Corporate social responsibility is by no means a new concept for directors of companies in the food and drink sector. In fact, it is a concept which many have been grappling with for some time now as part of day-to-day management. However, following the recent codification of directors’ duties, it is no longer a factor they ‘might’ like to consider, it is a factor they ‘must’ consider as part of their duties as a director.
Substantial parts of the Companies Act 2006 (the Act) are now in force, including four of the seven codified directors’ general duties which came into force on 1 October 2007; the other three codified duties are due to come into force later this year. The new set of directors’ duties is the first time that such duties have been recorded in statute codifying a myriad of well-trodden case law. Notably, the Act has now established a clear link between the duties that directors owe to a company and matters of corporate social responsibility, many of which are highly relevant to the food and drink sector, such as ethical trading and environmental best practice.
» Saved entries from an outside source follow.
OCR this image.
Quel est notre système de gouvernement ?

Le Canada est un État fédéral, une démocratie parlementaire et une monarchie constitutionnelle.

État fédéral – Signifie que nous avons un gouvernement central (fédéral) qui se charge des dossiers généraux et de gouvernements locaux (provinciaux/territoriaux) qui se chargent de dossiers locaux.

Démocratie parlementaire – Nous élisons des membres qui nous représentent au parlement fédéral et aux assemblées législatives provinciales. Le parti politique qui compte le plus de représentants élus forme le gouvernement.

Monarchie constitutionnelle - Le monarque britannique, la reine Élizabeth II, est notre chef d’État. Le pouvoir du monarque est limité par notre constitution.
Something old, something new
For the last 300 years, the law governing directors’ duties has largely been derived from common law rules and equitable principles which have developed through the courts on a case-by-case basis. The law on directors’ duties has therefore not always been readily accessible to those who need it most, directors. It was therefore a key objective of the new legislation to make the law more accessible by codifying the general duties of directors so that they reflect the existing law and provide greater clarity on what is expected of directors. This sentiment is to be applauded and the Act now includes seven general duties that seek to reflect the existing law, as follows:
- To promote the success of the company
- To exercise reasonable care, skill and diligence
- To exercise independent judgement
- To act within the powers of the company
- To avoid conflicts of interest
- Not to accept benefits from third parties
- To declare any interest in proposed transactions or arrangements with the company
There is of course little that is controversial in the broad formulation of these duties. For example, few could doubt that directors should act within their powers and exercise reasonable care, skill and diligence. However, the simplicity of codification brings its own issues to the table, not least the fact that it is rarely possible to set out in statutory form the detailed principles on which the underlying cases have been decided. The Act provides that the new codified duties are to be based on the ‘existing duties’ and that regard should be had to the ‘corresponding’ existing duties when interpreting the new ones. What this means in practice is that the existing law is almost superseded, but not quite. Effectively, this approach avoids the necessity for detailed codification of complex principles underlying each of the new duties, whilst suggesting that the courts should be reluctant to move away from the existing law underpinning each of the duties.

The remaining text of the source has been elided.